A prospective database was established for patients undergoing laparoscopic median arcuate ligament releases. Patients are initially evaluated in clinic, and obtain a celiac artery ultrasound (U/S) with a subsequent MRA or aortagram depending on the U/S results and symptoms. Once the diagnosis is suspected, patients proceed with a laparoscopic MAL release. Patients also complete a pre-and post-operative SF-36 form, and a repeat celiac artery U/S is completed at 6-months follow-up. A paired t-test was performed with a p<0.05 determining significance.

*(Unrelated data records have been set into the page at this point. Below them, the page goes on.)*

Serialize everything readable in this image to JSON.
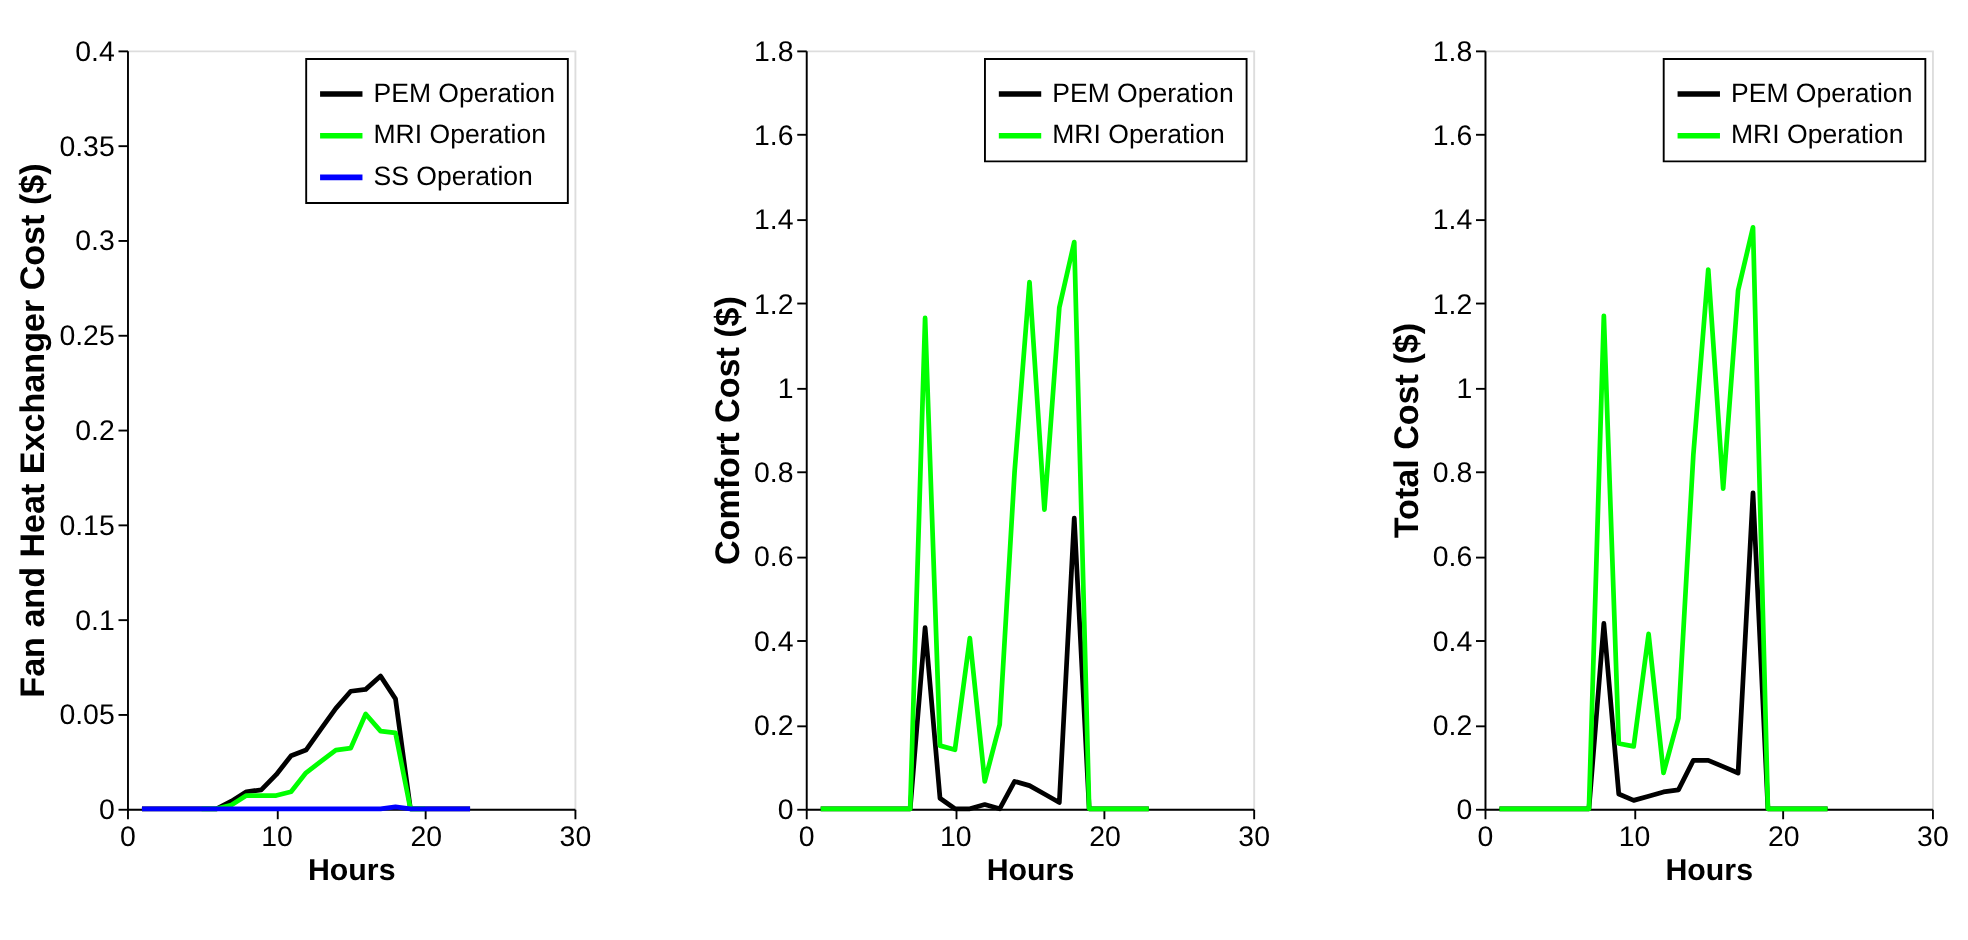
{
  "chart_data": [
    {
      "type": "line",
      "xlabel": "Hours",
      "ylabel": "Fan and Heat Exchanger Cost ($)",
      "x": [
        1,
        2,
        3,
        4,
        5,
        6,
        7,
        8,
        9,
        10,
        11,
        12,
        13,
        14,
        15,
        16,
        17,
        18,
        19,
        20,
        21,
        22,
        23
      ],
      "xlim": [
        0,
        30
      ],
      "xticks": [
        0,
        10,
        20,
        30
      ],
      "ylim": [
        0,
        0.4
      ],
      "yticks": [
        0,
        0.05,
        0.1,
        0.15,
        0.2,
        0.25,
        0.3,
        0.35,
        0.4
      ],
      "grid": false,
      "legend": "top right",
      "marker": "none",
      "line_style": "solid",
      "series": [
        {
          "name": "PEM Operation",
          "color": "#000000",
          "values": [
            0,
            0,
            0,
            0,
            0,
            0,
            0.004,
            0.009,
            0.01,
            0.018,
            0.028,
            0.031,
            0.042,
            0.053,
            0.062,
            0.063,
            0.07,
            0.058,
            0,
            0,
            0,
            0,
            0
          ]
        },
        {
          "name": "MRI Operation",
          "color": "#00ff00",
          "values": [
            null,
            null,
            null,
            null,
            0,
            0,
            0.002,
            0.007,
            0.007,
            0.007,
            0.009,
            0.019,
            0.025,
            0.031,
            0.032,
            0.05,
            0.041,
            0.04,
            0,
            0,
            null,
            null,
            null
          ]
        },
        {
          "name": "SS Operation",
          "color": "#0000ff",
          "values": [
            0,
            0,
            0,
            0,
            0,
            0,
            0,
            0,
            0,
            0,
            0,
            0,
            0,
            0,
            0,
            0,
            0,
            0.001,
            0,
            0,
            0,
            0,
            0
          ]
        }
      ]
    },
    {
      "type": "line",
      "xlabel": "Hours",
      "ylabel": "Comfort Cost ($)",
      "x": [
        1,
        2,
        3,
        4,
        5,
        6,
        7,
        8,
        9,
        10,
        11,
        12,
        13,
        14,
        15,
        16,
        17,
        18,
        19,
        20,
        21,
        22,
        23
      ],
      "xlim": [
        0,
        30
      ],
      "xticks": [
        0,
        10,
        20,
        30
      ],
      "ylim": [
        0,
        1.8
      ],
      "yticks": [
        0,
        0.2,
        0.4,
        0.6,
        0.8,
        1,
        1.2,
        1.4,
        1.6,
        1.8
      ],
      "grid": false,
      "legend": "top right",
      "marker": "none",
      "line_style": "solid",
      "series": [
        {
          "name": "PEM Operation",
          "color": "#000000",
          "values": [
            0,
            0,
            0,
            0,
            0,
            0,
            0,
            0.43,
            0.025,
            0,
            0,
            0.01,
            0,
            0.065,
            0.055,
            0.035,
            0.015,
            0.69,
            0,
            0,
            0,
            0,
            0
          ]
        },
        {
          "name": "MRI Operation",
          "color": "#00ff00",
          "values": [
            0,
            0,
            0,
            0,
            0,
            0,
            0,
            1.165,
            0.15,
            0.14,
            0.405,
            0.065,
            0.2,
            0.8,
            1.25,
            0.71,
            1.19,
            1.345,
            0,
            0,
            0,
            0,
            0
          ]
        }
      ]
    },
    {
      "type": "line",
      "xlabel": "Hours",
      "ylabel": "Total Cost ($)",
      "x": [
        1,
        2,
        3,
        4,
        5,
        6,
        7,
        8,
        9,
        10,
        11,
        12,
        13,
        14,
        15,
        16,
        17,
        18,
        19,
        20,
        21,
        22,
        23
      ],
      "xlim": [
        0,
        30
      ],
      "xticks": [
        0,
        10,
        20,
        30
      ],
      "ylim": [
        0,
        1.8
      ],
      "yticks": [
        0,
        0.2,
        0.4,
        0.6,
        0.8,
        1,
        1.2,
        1.4,
        1.6,
        1.8
      ],
      "grid": false,
      "legend": "top right",
      "marker": "none",
      "line_style": "solid",
      "series": [
        {
          "name": "PEM Operation",
          "color": "#000000",
          "values": [
            0,
            0,
            0,
            0,
            0,
            0,
            0,
            0.44,
            0.035,
            0.02,
            0.03,
            0.04,
            0.045,
            0.115,
            0.115,
            0.1,
            0.085,
            0.75,
            0,
            0,
            0,
            0,
            0
          ]
        },
        {
          "name": "MRI Operation",
          "color": "#00ff00",
          "values": [
            0,
            0,
            0,
            0,
            0,
            0,
            0,
            1.17,
            0.155,
            0.148,
            0.415,
            0.085,
            0.215,
            0.84,
            1.28,
            0.76,
            1.23,
            1.38,
            0,
            0,
            0,
            0,
            0
          ]
        }
      ]
    }
  ]
}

A laparoscopic MAL release was attempted in 41 patients, and complete follow-up data is available for 26 patients. The mean age is 35 years with a mean follow-up time of 8.1 months. The results demonstrate a successful laparoscopic approach, with one conversion to open surgery. Pre-operative and 6-month post-operative celiac artery ultrasounds revealed no significant difference in velocities before and after surgery. However, pre and post-operative SF-36 scores revealed statistically significant improvement in all SF-36 parameters. A greater than 20% improvement was obtained in five scales including role-physical, bodily pain, vitality, social function, and role-emotional.
Our data indicate that significant symptom improvement can be reliably achieved with a laparoscopic MAL release. Although there was a lack of change in pre and post-operative celiac artery velocities, there was a clinically significant improvement in SF-36 measurements, indicating a neurogenic etiology, secondary to celiac plexus compression, as opposed to an ischemic process. Currently, we are looking at prognostic factors that can help determine which patients achieve greater symptom amelioration. With 12-month follow-up data, we plan to create a predictive formula to predict success.